The team have devised a method of studying the abnormal proteins responsible for the disease - called prions - in specialised brain cells grown from stem cells.
It is the first time scientists have been able to infect human cells with the proteins in the laboratory.
Creutzfeldt-Jakob disease (CJD) is a human disease similar to Bovine Spongiform Encephalopathy (BSE) in cows and Chronic Wasting Disease in deer.
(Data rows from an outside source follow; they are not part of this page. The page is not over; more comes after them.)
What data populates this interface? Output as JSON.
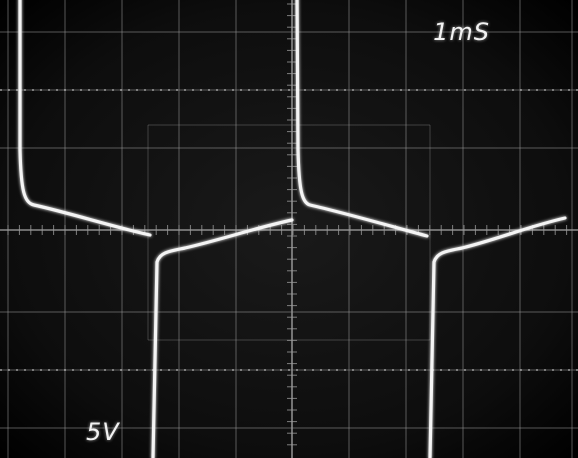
{
  "scope": {
    "time_div_label": "1mS",
    "volt_div_label": "5V",
    "colors": {
      "screen": "#0a0a0a",
      "graticule": "#9a9a9a",
      "trace": "#f4f4f4"
    }
  }
}
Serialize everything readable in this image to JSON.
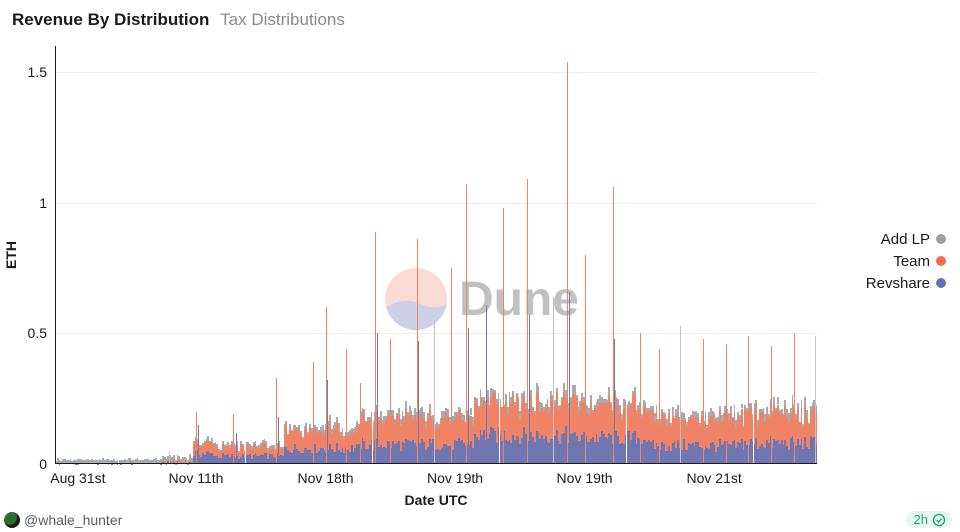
{
  "title_main": "Revenue By Distribution",
  "title_sub": "Tax Distributions",
  "y_label": "ETH",
  "x_label": "Date UTC",
  "footer_handle": "@whale_hunter",
  "stamp_text": "2h",
  "watermark_text": "Dune",
  "legend": [
    {
      "label": "Add LP",
      "color": "#9aa0a6"
    },
    {
      "label": "Team",
      "color": "#f36b4a"
    },
    {
      "label": "Revshare",
      "color": "#6b6fae"
    }
  ],
  "colors": {
    "addlp": "#a6abaf",
    "team": "#f08266",
    "revshare": "#7076b1",
    "spike_team": "#f08266",
    "spike_rev": "#7076b1",
    "spike_lp": "#bfc3c8",
    "grid": "#eceef0",
    "axis": "#1a1a1a",
    "watermark_top": "#f6b9a9",
    "watermark_bot": "#9da3cd",
    "avatar_a": "#2f6d2f",
    "avatar_b": "#1a1a1a"
  },
  "chart": {
    "ylim": [
      0,
      1.6
    ],
    "yticks": [
      0,
      0.5,
      1,
      1.5
    ],
    "xticks": [
      {
        "pos": 0.03,
        "label": "Aug 31st"
      },
      {
        "pos": 0.185,
        "label": "Nov 11th"
      },
      {
        "pos": 0.355,
        "label": "Nov 18th"
      },
      {
        "pos": 0.525,
        "label": "Nov 19th"
      },
      {
        "pos": 0.695,
        "label": "Nov 19th"
      },
      {
        "pos": 0.865,
        "label": "Nov 21st"
      }
    ],
    "n_bars": 420,
    "phases": [
      {
        "from": 0.0,
        "to": 0.14,
        "lp": 0.015,
        "rev": 0.0,
        "team": 0.0,
        "noise": 0.01
      },
      {
        "from": 0.14,
        "to": 0.18,
        "lp": 0.015,
        "rev": 0.005,
        "team": 0.005,
        "noise": 0.015
      },
      {
        "from": 0.18,
        "to": 0.21,
        "lp": 0.01,
        "rev": 0.04,
        "team": 0.04,
        "noise": 0.03
      },
      {
        "from": 0.21,
        "to": 0.3,
        "lp": 0.01,
        "rev": 0.03,
        "team": 0.035,
        "noise": 0.025
      },
      {
        "from": 0.3,
        "to": 0.4,
        "lp": 0.015,
        "rev": 0.06,
        "team": 0.07,
        "noise": 0.04
      },
      {
        "from": 0.4,
        "to": 0.55,
        "lp": 0.02,
        "rev": 0.075,
        "team": 0.095,
        "noise": 0.05
      },
      {
        "from": 0.55,
        "to": 0.68,
        "lp": 0.02,
        "rev": 0.11,
        "team": 0.13,
        "noise": 0.07
      },
      {
        "from": 0.68,
        "to": 0.78,
        "lp": 0.02,
        "rev": 0.1,
        "team": 0.12,
        "noise": 0.06
      },
      {
        "from": 0.78,
        "to": 0.9,
        "lp": 0.02,
        "rev": 0.07,
        "team": 0.1,
        "noise": 0.05
      },
      {
        "from": 0.9,
        "to": 1.0,
        "lp": 0.02,
        "rev": 0.08,
        "team": 0.11,
        "noise": 0.06
      }
    ],
    "spikes": [
      {
        "x": 0.15,
        "h": 0.045,
        "c": "lp"
      },
      {
        "x": 0.185,
        "h": 0.2,
        "c": "team"
      },
      {
        "x": 0.188,
        "h": 0.15,
        "c": "rev"
      },
      {
        "x": 0.233,
        "h": 0.19,
        "c": "team"
      },
      {
        "x": 0.238,
        "h": 0.12,
        "c": "rev"
      },
      {
        "x": 0.29,
        "h": 0.33,
        "c": "team"
      },
      {
        "x": 0.292,
        "h": 0.18,
        "c": "rev"
      },
      {
        "x": 0.338,
        "h": 0.39,
        "c": "team"
      },
      {
        "x": 0.355,
        "h": 0.6,
        "c": "team"
      },
      {
        "x": 0.357,
        "h": 0.32,
        "c": "rev"
      },
      {
        "x": 0.382,
        "h": 0.44,
        "c": "team"
      },
      {
        "x": 0.4,
        "h": 0.31,
        "c": "team"
      },
      {
        "x": 0.42,
        "h": 0.89,
        "c": "team"
      },
      {
        "x": 0.422,
        "h": 0.5,
        "c": "rev"
      },
      {
        "x": 0.44,
        "h": 0.48,
        "c": "team"
      },
      {
        "x": 0.475,
        "h": 0.86,
        "c": "team"
      },
      {
        "x": 0.477,
        "h": 0.47,
        "c": "rev"
      },
      {
        "x": 0.498,
        "h": 0.55,
        "c": "lp"
      },
      {
        "x": 0.52,
        "h": 0.75,
        "c": "team"
      },
      {
        "x": 0.54,
        "h": 1.07,
        "c": "team"
      },
      {
        "x": 0.542,
        "h": 0.52,
        "c": "rev"
      },
      {
        "x": 0.565,
        "h": 0.61,
        "c": "rev"
      },
      {
        "x": 0.588,
        "h": 0.98,
        "c": "team"
      },
      {
        "x": 0.62,
        "h": 1.09,
        "c": "team"
      },
      {
        "x": 0.622,
        "h": 0.57,
        "c": "rev"
      },
      {
        "x": 0.654,
        "h": 0.64,
        "c": "lp"
      },
      {
        "x": 0.672,
        "h": 1.54,
        "c": "team"
      },
      {
        "x": 0.674,
        "h": 0.66,
        "c": "rev"
      },
      {
        "x": 0.695,
        "h": 0.8,
        "c": "team"
      },
      {
        "x": 0.732,
        "h": 1.06,
        "c": "team"
      },
      {
        "x": 0.734,
        "h": 0.48,
        "c": "rev"
      },
      {
        "x": 0.768,
        "h": 0.5,
        "c": "team"
      },
      {
        "x": 0.792,
        "h": 0.44,
        "c": "team"
      },
      {
        "x": 0.82,
        "h": 0.53,
        "c": "lp"
      },
      {
        "x": 0.85,
        "h": 0.48,
        "c": "team"
      },
      {
        "x": 0.88,
        "h": 0.46,
        "c": "team"
      },
      {
        "x": 0.91,
        "h": 0.49,
        "c": "team"
      },
      {
        "x": 0.94,
        "h": 0.45,
        "c": "team"
      },
      {
        "x": 0.97,
        "h": 0.5,
        "c": "team"
      },
      {
        "x": 0.998,
        "h": 0.49,
        "c": "lp"
      }
    ]
  }
}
Until now, the only way to study the human form of the disease has been in animals.
Efforts to investigate how prions are passed between brain cells have been hampered by an inability to replicate the proteins in human cells in the lab.
Researchers led by the University of Edinburgh generated brain cells called astrocytes from induced pluripotent stem cells - non-specialised cells that have the ability to transform into other cell types.
They successfully infected these cells in a dish with prions isolated from brain samples of CJD patients.
The infected astrocytes produced more prions and were able to infect neighbouring healthy cells, something scientists had never been able to recreate in the lab before.
Experts say this marks a significant milestone in the quest to better understand prion diseases in people, and could eventually aid the development of new therapies.
The study is published in the Journal of Experimental Medicine.